Image: Thomas Tolkien/Flickr

Earth Day is being marked this week in communities all across Canada. In two weeks, heartfelt cards will be sent to mothers everywhere in celebration of Mother’s Day. What would it take for millions of Canadians to spend the next two weeks, between Earth Day and Mother’s Day doing something to slow environmental destruction on Mother Earth/Mother Nature?

While the powers behind the Merchants of Doubt are being exposed, mothers everywhere are sounding the alarm about the need for action in response to the climate crisis.

Chai Jing is a Chinese mother who was terrified when her new baby developed a respiratory illness. Her daughter’s illness led her to investigate what was wrong with the air. Her video Under the Dome was seen by 175 million people before it was taken down by Chinese censors. You can watch a translated version here.

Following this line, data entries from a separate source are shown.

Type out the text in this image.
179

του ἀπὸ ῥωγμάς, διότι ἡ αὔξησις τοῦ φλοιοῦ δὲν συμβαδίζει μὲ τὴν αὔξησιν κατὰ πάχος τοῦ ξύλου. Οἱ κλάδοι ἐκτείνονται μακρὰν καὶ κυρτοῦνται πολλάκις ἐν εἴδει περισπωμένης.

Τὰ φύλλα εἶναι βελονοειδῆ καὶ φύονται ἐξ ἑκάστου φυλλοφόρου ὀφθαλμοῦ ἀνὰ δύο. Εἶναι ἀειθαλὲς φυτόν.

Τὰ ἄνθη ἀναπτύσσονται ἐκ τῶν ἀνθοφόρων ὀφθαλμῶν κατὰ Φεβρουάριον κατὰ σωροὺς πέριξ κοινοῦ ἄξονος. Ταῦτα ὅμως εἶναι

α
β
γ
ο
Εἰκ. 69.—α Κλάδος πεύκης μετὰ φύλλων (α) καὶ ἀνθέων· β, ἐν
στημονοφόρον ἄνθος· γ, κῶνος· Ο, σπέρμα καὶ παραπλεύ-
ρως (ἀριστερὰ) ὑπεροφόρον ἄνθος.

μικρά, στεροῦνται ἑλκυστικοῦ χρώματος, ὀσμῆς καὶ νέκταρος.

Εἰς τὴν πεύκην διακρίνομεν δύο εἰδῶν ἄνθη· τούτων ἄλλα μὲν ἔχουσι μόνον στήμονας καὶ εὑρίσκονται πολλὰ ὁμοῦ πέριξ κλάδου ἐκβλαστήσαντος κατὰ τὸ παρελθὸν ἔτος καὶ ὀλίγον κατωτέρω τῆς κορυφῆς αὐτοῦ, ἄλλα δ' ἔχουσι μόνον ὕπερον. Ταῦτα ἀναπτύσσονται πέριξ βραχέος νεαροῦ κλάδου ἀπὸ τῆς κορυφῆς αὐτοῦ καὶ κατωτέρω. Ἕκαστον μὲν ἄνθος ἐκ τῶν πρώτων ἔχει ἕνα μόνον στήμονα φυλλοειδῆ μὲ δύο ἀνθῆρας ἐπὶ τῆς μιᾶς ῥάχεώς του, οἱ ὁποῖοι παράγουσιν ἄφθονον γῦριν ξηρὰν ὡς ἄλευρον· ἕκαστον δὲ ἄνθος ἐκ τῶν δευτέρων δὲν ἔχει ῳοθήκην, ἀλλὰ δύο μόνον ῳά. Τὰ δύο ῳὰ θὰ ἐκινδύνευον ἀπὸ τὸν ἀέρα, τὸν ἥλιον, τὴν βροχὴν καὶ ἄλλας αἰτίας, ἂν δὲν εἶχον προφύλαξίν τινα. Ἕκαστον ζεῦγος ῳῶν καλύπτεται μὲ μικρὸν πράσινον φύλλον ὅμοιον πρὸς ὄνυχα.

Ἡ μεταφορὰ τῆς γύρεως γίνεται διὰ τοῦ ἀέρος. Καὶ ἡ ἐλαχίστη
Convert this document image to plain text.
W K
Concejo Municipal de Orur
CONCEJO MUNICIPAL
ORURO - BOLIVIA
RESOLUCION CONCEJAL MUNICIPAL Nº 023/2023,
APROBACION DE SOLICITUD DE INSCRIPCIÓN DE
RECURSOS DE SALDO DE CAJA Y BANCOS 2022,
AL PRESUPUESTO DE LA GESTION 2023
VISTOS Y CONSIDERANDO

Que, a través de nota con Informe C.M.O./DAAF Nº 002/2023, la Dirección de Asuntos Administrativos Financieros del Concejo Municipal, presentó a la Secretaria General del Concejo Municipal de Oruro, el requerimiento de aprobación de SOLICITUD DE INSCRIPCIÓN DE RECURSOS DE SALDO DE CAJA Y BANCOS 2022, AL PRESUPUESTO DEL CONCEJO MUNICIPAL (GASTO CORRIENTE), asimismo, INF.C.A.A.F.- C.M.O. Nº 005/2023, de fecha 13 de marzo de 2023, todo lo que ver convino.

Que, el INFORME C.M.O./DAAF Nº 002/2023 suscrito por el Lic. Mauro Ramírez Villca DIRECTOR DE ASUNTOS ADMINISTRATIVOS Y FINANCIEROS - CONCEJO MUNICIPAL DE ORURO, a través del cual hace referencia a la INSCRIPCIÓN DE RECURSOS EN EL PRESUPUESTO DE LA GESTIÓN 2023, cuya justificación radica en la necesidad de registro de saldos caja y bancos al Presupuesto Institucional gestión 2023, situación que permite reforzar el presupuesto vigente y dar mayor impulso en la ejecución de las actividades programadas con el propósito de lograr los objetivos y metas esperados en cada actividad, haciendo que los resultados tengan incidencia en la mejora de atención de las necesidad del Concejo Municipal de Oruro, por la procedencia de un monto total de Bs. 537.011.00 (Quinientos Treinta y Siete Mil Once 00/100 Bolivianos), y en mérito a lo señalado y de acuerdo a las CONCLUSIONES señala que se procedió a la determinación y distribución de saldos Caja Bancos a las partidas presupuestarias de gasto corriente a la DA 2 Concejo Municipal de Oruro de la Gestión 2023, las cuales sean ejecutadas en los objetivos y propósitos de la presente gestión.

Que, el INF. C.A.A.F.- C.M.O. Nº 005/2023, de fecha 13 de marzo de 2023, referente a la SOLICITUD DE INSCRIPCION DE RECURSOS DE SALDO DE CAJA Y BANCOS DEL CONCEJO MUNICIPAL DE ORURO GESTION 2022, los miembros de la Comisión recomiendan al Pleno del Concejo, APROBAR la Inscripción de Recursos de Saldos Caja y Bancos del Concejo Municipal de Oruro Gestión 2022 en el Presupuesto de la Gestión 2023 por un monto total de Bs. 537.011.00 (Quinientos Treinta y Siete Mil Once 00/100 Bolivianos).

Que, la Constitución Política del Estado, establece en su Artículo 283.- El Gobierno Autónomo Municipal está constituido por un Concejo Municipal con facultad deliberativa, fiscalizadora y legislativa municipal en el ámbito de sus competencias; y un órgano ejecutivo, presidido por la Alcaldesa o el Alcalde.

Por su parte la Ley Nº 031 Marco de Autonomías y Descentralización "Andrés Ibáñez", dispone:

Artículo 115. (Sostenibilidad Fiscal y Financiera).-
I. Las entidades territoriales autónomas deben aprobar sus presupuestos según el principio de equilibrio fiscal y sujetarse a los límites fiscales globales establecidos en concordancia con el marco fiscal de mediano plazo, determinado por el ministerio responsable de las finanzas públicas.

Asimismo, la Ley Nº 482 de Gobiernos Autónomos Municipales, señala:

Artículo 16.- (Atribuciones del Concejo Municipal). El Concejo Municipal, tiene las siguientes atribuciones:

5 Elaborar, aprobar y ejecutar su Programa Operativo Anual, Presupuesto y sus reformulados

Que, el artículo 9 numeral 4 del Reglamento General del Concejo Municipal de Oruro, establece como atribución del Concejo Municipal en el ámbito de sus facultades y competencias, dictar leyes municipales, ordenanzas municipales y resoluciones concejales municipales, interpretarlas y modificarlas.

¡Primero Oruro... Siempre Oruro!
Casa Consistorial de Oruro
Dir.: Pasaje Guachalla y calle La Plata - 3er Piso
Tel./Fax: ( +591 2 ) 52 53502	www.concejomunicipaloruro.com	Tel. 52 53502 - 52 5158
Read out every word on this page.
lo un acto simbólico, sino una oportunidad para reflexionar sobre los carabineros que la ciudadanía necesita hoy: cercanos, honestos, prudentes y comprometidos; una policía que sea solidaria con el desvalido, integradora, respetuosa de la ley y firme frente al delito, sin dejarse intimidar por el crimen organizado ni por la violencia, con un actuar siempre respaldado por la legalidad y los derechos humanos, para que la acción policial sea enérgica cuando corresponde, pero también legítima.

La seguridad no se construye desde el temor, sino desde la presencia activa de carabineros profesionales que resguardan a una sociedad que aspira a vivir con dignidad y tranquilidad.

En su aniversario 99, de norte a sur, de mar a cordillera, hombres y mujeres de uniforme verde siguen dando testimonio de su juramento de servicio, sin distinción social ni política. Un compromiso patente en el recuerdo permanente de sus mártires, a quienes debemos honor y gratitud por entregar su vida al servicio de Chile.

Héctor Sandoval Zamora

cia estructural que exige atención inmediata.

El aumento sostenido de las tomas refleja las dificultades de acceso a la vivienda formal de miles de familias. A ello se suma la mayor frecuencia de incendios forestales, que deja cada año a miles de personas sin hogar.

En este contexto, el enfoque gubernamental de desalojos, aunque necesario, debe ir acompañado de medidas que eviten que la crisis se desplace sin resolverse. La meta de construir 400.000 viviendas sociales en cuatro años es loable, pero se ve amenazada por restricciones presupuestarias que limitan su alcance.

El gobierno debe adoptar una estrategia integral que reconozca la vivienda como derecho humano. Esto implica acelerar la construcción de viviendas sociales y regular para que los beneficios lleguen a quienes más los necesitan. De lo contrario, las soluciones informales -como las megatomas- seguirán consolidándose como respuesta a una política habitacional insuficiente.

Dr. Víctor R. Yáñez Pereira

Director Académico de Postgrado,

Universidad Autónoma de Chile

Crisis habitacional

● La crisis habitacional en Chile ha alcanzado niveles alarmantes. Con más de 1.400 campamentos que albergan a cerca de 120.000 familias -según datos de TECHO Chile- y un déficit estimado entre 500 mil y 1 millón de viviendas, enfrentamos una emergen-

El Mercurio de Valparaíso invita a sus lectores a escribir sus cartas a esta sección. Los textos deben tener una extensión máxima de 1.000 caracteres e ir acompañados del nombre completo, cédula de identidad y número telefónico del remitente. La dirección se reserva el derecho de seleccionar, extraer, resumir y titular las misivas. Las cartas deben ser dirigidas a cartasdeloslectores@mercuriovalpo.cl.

Naomi Klein’s pregnancy spurred her to write This Changes Everything. It was thinking of life on this planet and how the planets capacity for regeneration was being strained that inspired her worldwide bestseller.

In this video voiced by Julia Roberts, Mother Nature declares that she does not need us. But that we need her…

Given that reality, why not take up the Earth Day to Mother’s Day challenge?

Every morning when you wake up you begin to make decisions about how you will go through your day. All you have to do for the challenge is to rethink three of those decisions: what you eat, what you wear, how you transport yourself.

Eat more vegetables than meat.

Stop shopping for clothing. The planet cannot afford to replenish the resources to create another million cotton T-shirts.

Walk. Take transit. Bike. Use an electric car.  

If you’re ready for more, consider this:

What if all the women in Canada followed the example of the women in Iceland who went on strike in 1975 in their fight for gender equality? What if all mothers in Canada demanded that their children would still be able to drink clean water and breathe clean air and live in an environment protected from the ravages of cancerous economic growth?

What if we didn’t look away? What if we faced our biggest fears the way we did when faced with the Depression, the Second World War? The threat of nuclear annihilation?

The climate crisis is bigger than all of those. Combined.

Please don’t look away.

As Carl Sagan said: “Anything else you’re interested in is not going to happen if you can’t breathe the air and drink the water. Don’t sit this one out. Do something.”